TEXT = data.Field(tokenize='spacy')
LABEL = data.LabelField(dtype=torch.float)

train_data, test_data = datasets.IMDB.splits(TEXT, LABEL)

train_data, valid_data = train_data.split(random_state = random.seed(SEED))

In [19]:
print (train_data.examples[0].__dict__)

print ("Training data pts:", len(train_data.examples))
print ("Validation data pts:", len(valid_data.examples))
print ("Test data pts:", len(test_data.examples))

{'text': ['Did', 'they', 'use', 'their', 'entire', 'budget', 'paying', 'the', 'porno', 'stars', 'or', 'what?!?<br', '/><br', '/>Sound', 'effects', ',', 'background', 'music', 'and', 'the', 'editing', 'in', 'general', 'was', 'so', 'bad', 'you', "'d", 'think', 'some', '12-year', '-', 'old', 'wanna', '-', 'be', 'made', 'the', 'film.<br', '/><br', '/>Most', 'of', 'the', 'acting', 'was', 'good', 'considering', 'the', 'script', '...', 'the', '"', 'innocent', 'virgin', '"', 'played', 'her', 'part', 'really', 'well.<br', '/><br', '/>The', 'mutants', 'look', 'really', 'cool', 'and', 'this', 'actually', 'could', 'have', 'been', 'a', 'really', 'cool', 'flick', 'with', 'the', 'right', 'brain', 'behind', 'the', 'wheel', '...', 'but', ',', 'unfortunately', 'for', 'all', 'involved', ',', 'that', "'s", 'not', 'the', 'case.<br', '/><br', '/>Turn', 'Left', 'was', 'made', 'better', 'than', 'this', 'movie', 'and', 'those', 'guys', 'did', "n't", 'even', 'have', 'any', 'money', '!', '!', '!', 'Good', 'thing

Build the vocab and load the pre-trained word embeddings.



In [20]:
MAX_VOCAB_SIZE = 25_000

TEXT.build_vocab(train_data, max_size=MAX_VOCAB_SIZE, vectors = "glove.6B.100d", unk_init = torch.Tensor.normal_)

LABEL.build_vocab(train_data)

.vector_cache/glove.6B.zip: 862MB [12:52, 1.12MB/s]                           
100%|█████████▉| 398309/400000 [00:15<00:00, 26310.39it/s]

As before, we create the iterators.



In [0]:
BATCH_SIZE = 64
device = torch.device('cuda' if torch.cuda.is_available() else 'cpu')

train_iterator, valid_iterator, test_iterator = data.BucketIterator.splits(
    (train_data, valid_data, test_data), 
    batch_size = BATCH_SIZE, 
    device = device)

### Building the Model

The first major hurdle is visualizing how CNNs are used for text. Images are typically 2 dimensional (we'll ignore the fact that there is a third "colour" dimension for now) whereas text is 1 dimensional.
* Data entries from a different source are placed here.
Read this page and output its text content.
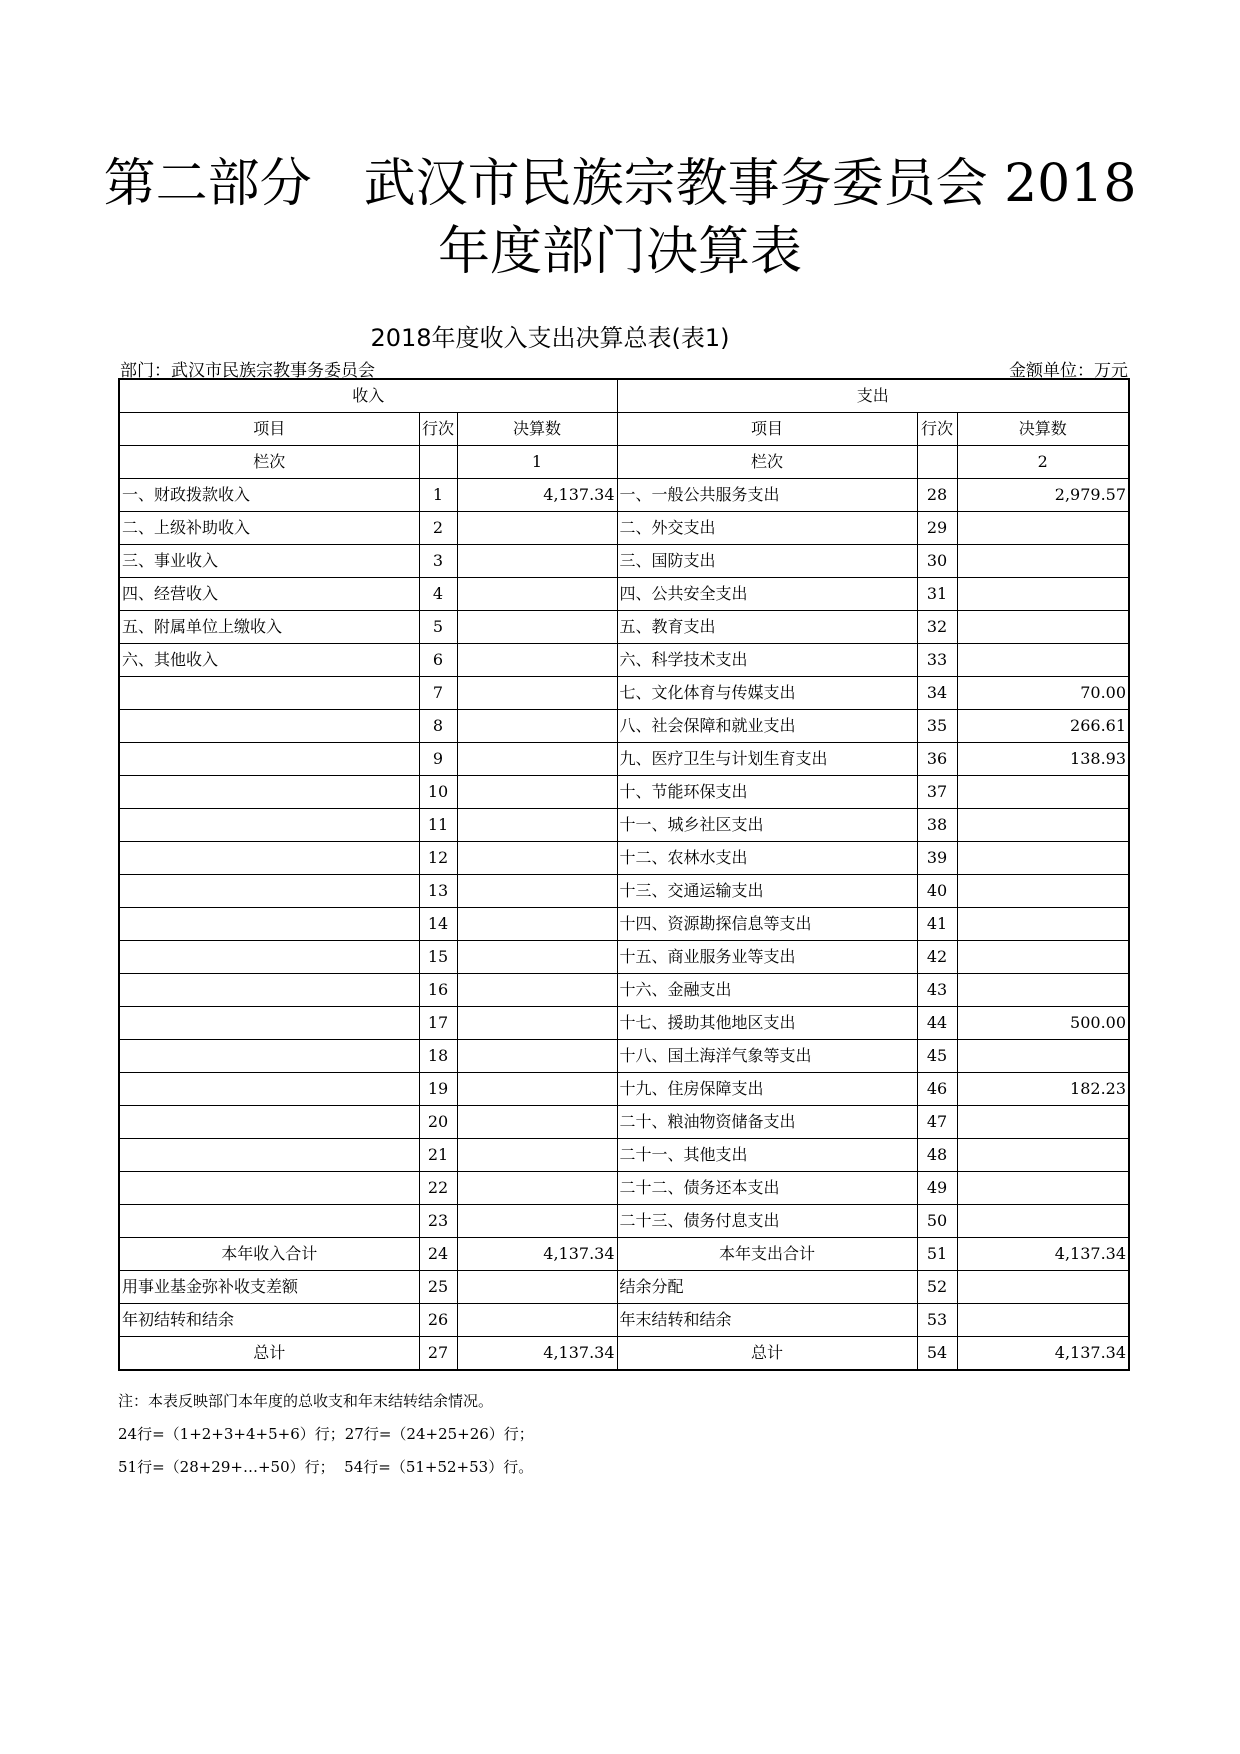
第二部分　武汉市民族宗教事务委员会 2018
年度部门决算表
2018年度收入支出决算总表(表1)
部门：武汉市民族宗教事务委员会	金额单位：万元
收入			支出		
项目	行次	决算数	项目	行次	决算数
栏次		1	栏次		2
一、财政拨款收入	1	4,137.34	一、一般公共服务支出	28	2,979.57
二、上级补助收入	2		二、外交支出	29	
三、事业收入	3		三、国防支出	30	
四、经营收入	4		四、公共安全支出	31	
五、附属单位上缴收入	5		五、教育支出	32	
六、其他收入	6		六、科学技术支出	33	
	7		七、文化体育与传媒支出	34	70.00
	8		八、社会保障和就业支出	35	266.61
	9		九、医疗卫生与计划生育支出	36	138.93
	10		十、节能环保支出	37	
	11		十一、城乡社区支出	38	
	12		十二、农林水支出	39	
	13		十三、交通运输支出	40	
	14		十四、资源勘探信息等支出	41	
	15		十五、商业服务业等支出	42	
	16		十六、金融支出	43	
	17		十七、援助其他地区支出	44	500.00
	18		十八、国土海洋气象等支出	45	
	19		十九、住房保障支出	46	182.23
	20		二十、粮油物资储备支出	47	
	21		二十一、其他支出	48	
	22		二十二、债务还本支出	49	
	23		二十三、债务付息支出	50	
本年收入合计	24	4,137.34	本年支出合计	51	4,137.34
用事业基金弥补收支差额	25		结余分配	52	
年初结转和结余	26		年末结转和结余	53	
总计	27	4,137.34	总计	54	4,137.34
注：本表反映部门本年度的总收支和年末结转结余情况。
24行=（1+2+3+4+5+6）行；27行=（24+25+26）行；
51行=（28+29+…+50）行；  54行=（51+52+53）行。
However, we know that the first step in almost all of our previous tutorials (and pretty much all NLP pipelines) is converting the words into word embeddings. This is how we can visualize our words in 2 dimensions, each word along one axis and the elements of vectors aross the other dimension. Consider the 2 dimensional representation of the embedded sentence below:

The first major hurdle is visualizing how CNNs are used for text. Images are typically 2 dimensional (we'll ignore the fact that there is a third "colour" dimension for now) whereas text is 1 dimensional. However, we know that the first step in almost all of our previous tutorials (and pretty much all NLP pipelines) is converting the words into word embeddings. This is how we can visualize our words in 2 dimensions, each word along one axis and the elements of vectors aross the other dimension. Consider the 2 dimensional representation of the embedded sentence below:

![](https://nbviewer.jupyter.org/github/bentrevett/pytorch-sentiment-analysis/blob/master/assets/sentiment9.png)

We can then use a filter that is [n x emb_dim]. This will cover n sequential words entirely, as their width will be emb_dim dimensions. Consider the image below, with our word vectors are represented in green. Here we have 4 words with 5 dimensional embeddings, creating a [4x5] "image" tensor. A filter that covers two words at a time (i.e. bi-grams) will be [2x5] filter, shown in yellow, and each element of the filter with have a weight associated with it. The output of this filter (shown in red) will be a single real number that is the weighted sum of all elements covered by the filter.

![](https://nbviewer.jupyter.org/github/bentrevett/pytorch-sentiment-analysis/blob/master/assets/sentiment12.png)

The filter then moves "down" the image (or across the sentence) to cover the next bi-gram and another output (weighted sum) is calculated.

![](https://nbviewer.jupyter.org/github/bentrevett/pytorch-sentiment-analysis/blob/master/assets/sentiment13.png)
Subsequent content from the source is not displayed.